E os benefícios não são consenso A crise energética de 2021, que mais uma vez colocou o suprimento em risco e fez os custos (inclusive em emissões) dispararem pela dependência do clima, deu força ao debate sobre a mudança na operação do sistema elétrico.
Está na agenda do MME para a nuclear: “o aumento da participação da fonte termonuclear na matriz energética brasileira é importante para reduzir os impactos das crises hídricas na geração de energia elétrica”, disse a pasta, hoje, ao anunciar os estudos para as novas usinas.
Impacto esse que significa queimar óleo, mais caro e poluente, e pegar empréstimo para rolar a dívida da crise paga pelos consumidores de energia elétrica.
Mas, obviamente, os técnicos do governo também dialogam internamente com as alternativas que podem ser trazidas com uma reforma do despacho de energia elétrica.
***
Aqui, tenho apenas as perguntas.
Qual seria o custo — e o desafio político e regulatório — de tornar as hidrelétricas a bateria do sistema, uma base renovável para compensar a intermitência das renováveis?
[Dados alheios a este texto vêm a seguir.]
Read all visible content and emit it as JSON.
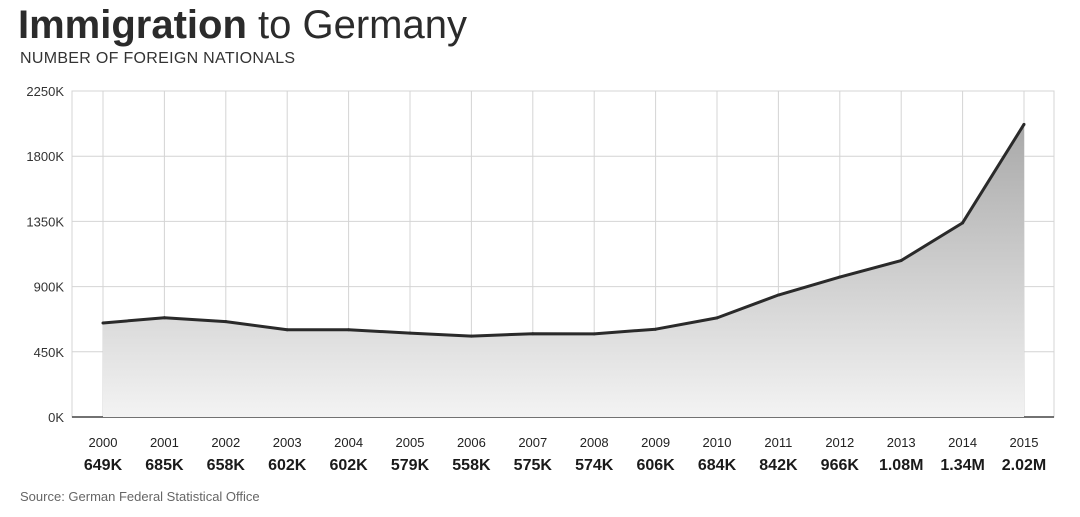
{
  "header": {
    "title_bold": "Immigration",
    "title_rest": " to Germany",
    "subtitle": "NUMBER OF FOREIGN NATIONALS"
  },
  "footer": {
    "source": "Source: German Federal Statistical Office"
  },
  "colors": {
    "line": "#2a2a2a",
    "area_top": "#a9a9a9",
    "area_bottom": "#f3f3f3",
    "grid": "#d4d4d4"
  },
  "chart_data": {
    "type": "area",
    "title": "Immigration to Germany",
    "subtitle": "NUMBER OF FOREIGN NATIONALS",
    "xlabel": "",
    "ylabel": "",
    "ylim": [
      0,
      2250
    ],
    "yticks": [
      0,
      450,
      900,
      1350,
      1800,
      2250
    ],
    "ytick_labels": [
      "0K",
      "450K",
      "900K",
      "1350K",
      "1800K",
      "2250K"
    ],
    "grid": true,
    "categories": [
      "2000",
      "2001",
      "2002",
      "2003",
      "2004",
      "2005",
      "2006",
      "2007",
      "2008",
      "2009",
      "2010",
      "2011",
      "2012",
      "2013",
      "2014",
      "2015"
    ],
    "values": [
      649,
      685,
      658,
      602,
      602,
      579,
      558,
      575,
      574,
      606,
      684,
      842,
      966,
      1080,
      1340,
      2020
    ],
    "value_labels": [
      "649K",
      "685K",
      "658K",
      "602K",
      "602K",
      "579K",
      "558K",
      "575K",
      "574K",
      "606K",
      "684K",
      "842K",
      "966K",
      "1.08M",
      "1.34M",
      "2.02M"
    ],
    "units": "thousands"
  }
}
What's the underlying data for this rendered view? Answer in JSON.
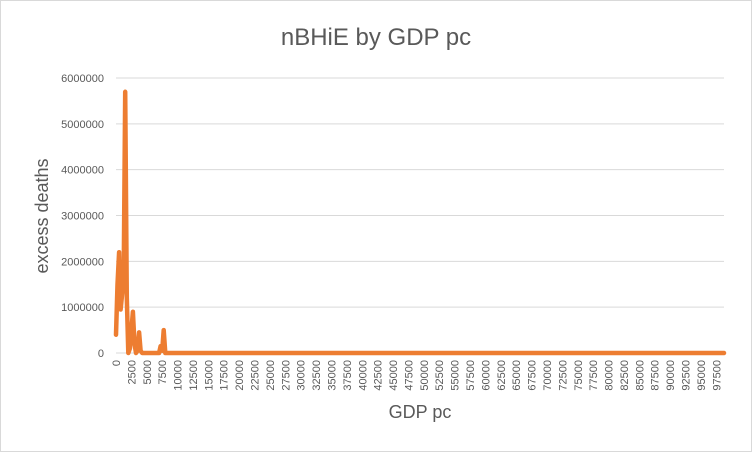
{
  "chart_data": {
    "type": "line",
    "title": "nBHiE by GDP pc",
    "xlabel": "GDP pc",
    "ylabel": "excess deaths",
    "ylim": [
      0,
      6000000
    ],
    "yticks": [
      0,
      1000000,
      2000000,
      3000000,
      4000000,
      5000000,
      6000000
    ],
    "xlim": [
      0,
      98750
    ],
    "xticks": [
      "0",
      "2500",
      "5000",
      "7500",
      "10000",
      "12500",
      "15000",
      "17500",
      "20000",
      "22500",
      "25000",
      "27500",
      "30000",
      "32500",
      "35000",
      "37500",
      "40000",
      "42500",
      "45000",
      "47500",
      "50000",
      "52500",
      "55000",
      "57500",
      "60000",
      "62500",
      "65000",
      "67500",
      "70000",
      "72500",
      "75000",
      "77500",
      "80000",
      "82500",
      "85000",
      "87500",
      "90000",
      "92500",
      "95000",
      "97500"
    ],
    "grid": true,
    "legend": "none",
    "series_color": "#ED7D31",
    "series": [
      {
        "x": [
          0,
          250,
          500,
          750,
          1000,
          1250,
          1500,
          1750,
          2000,
          2250,
          2500,
          2750,
          3000,
          3250,
          3500,
          3750,
          4000,
          4250,
          4500,
          4750,
          5000,
          5250,
          5500,
          5750,
          6000,
          6250,
          6500,
          6750,
          7000,
          7250,
          7500,
          7750,
          8000,
          8250,
          8500,
          8750,
          9000,
          9250,
          9500,
          9750,
          10000,
          10250,
          10500,
          10750,
          11000,
          11250,
          11500,
          11750,
          12000,
          12250,
          12500,
          15000,
          20000,
          30000,
          40000,
          50000,
          60000,
          70000,
          80000,
          90000,
          98750
        ],
        "y": [
          400000,
          1500000,
          2200000,
          950000,
          1300000,
          1700000,
          5700000,
          1200000,
          0,
          100000,
          500000,
          900000,
          200000,
          0,
          50000,
          450000,
          50000,
          0,
          0,
          0,
          0,
          0,
          0,
          0,
          0,
          0,
          0,
          0,
          0,
          150000,
          50000,
          500000,
          0,
          0,
          0,
          0,
          0,
          0,
          0,
          0,
          0,
          0,
          0,
          0,
          0,
          0,
          0,
          0,
          0,
          0,
          0,
          0,
          0,
          0,
          0,
          0,
          0,
          0,
          0,
          0,
          0
        ]
      }
    ]
  }
}
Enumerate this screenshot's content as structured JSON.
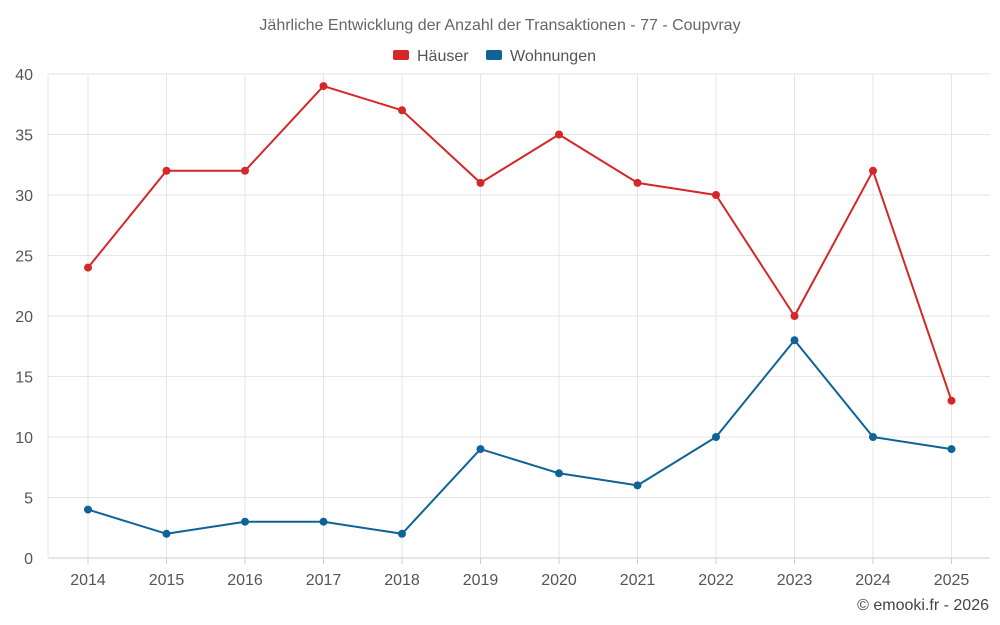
{
  "colors": {
    "houses": "#d62728",
    "apartments": "#0f6396"
  },
  "chart_data": {
    "type": "line",
    "title": "Jährliche Entwicklung der Anzahl der Transaktionen - 77 - Coupvray",
    "categories": [
      "2014",
      "2015",
      "2016",
      "2017",
      "2018",
      "2019",
      "2020",
      "2021",
      "2022",
      "2023",
      "2024",
      "2025"
    ],
    "series": [
      {
        "name": "Häuser",
        "values": [
          24,
          32,
          32,
          39,
          37,
          31,
          35,
          31,
          30,
          20,
          32,
          13
        ]
      },
      {
        "name": "Wohnungen",
        "values": [
          4,
          2,
          3,
          3,
          2,
          9,
          7,
          6,
          10,
          18,
          10,
          9
        ]
      }
    ],
    "ylim": [
      0,
      40
    ],
    "yticks": [
      0,
      5,
      10,
      15,
      20,
      25,
      30,
      35,
      40
    ],
    "grid": true,
    "legend_position": "top-center",
    "xlabel": "",
    "ylabel": ""
  },
  "credit": "© emooki.fr - 2026"
}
E se a gente colocar o backup com hidrogênio nessa conta? E a maior disponibilidade das eólicas offshore?
Quantos bilhões precisam ser investidos para ampliar a capacidade e a confiabilidade da rede de transmissão necessária para escoar mais energia renovável do Nordeste? E para descentralizar de forma massiva a geração, mantendo o equilíbrio da rede (e dos contratos)?
Os primeiros estudos apresentados pelo MME para ampliar o sistema de transmissão na área Sul do Nordeste, estimam R$ 18 bilhões para construir 6.600 km de linhas de transmissão de alta tensão e subestações.
E aqui vale recuperar o estudo de 2020 — Sistemas Energéticos do Futuro: Integrando Fontes Variáveis de Energia Renovável na Matriz (.pdf) –, feito com participação da EPE e do ONS.
“Este estudo mostra que a aplicação de metodologias e ferramentas de planejamento da expansão de última geração permite preparar o sistema elétrico brasileiro para acomodar grandes quantidades de fontes renováveis variáveis, respeitando os critérios de confiabilidade, segurança e estabilidade do sistema”, conclui.
E a bioenergia? A biomassa, grande aposta da política brasileira – muito além do governo Bolsonaro – para a descarbonização do transporte, que pode dar escala a mais geração de energia e soluções de captura de carbono (o bioCCS)?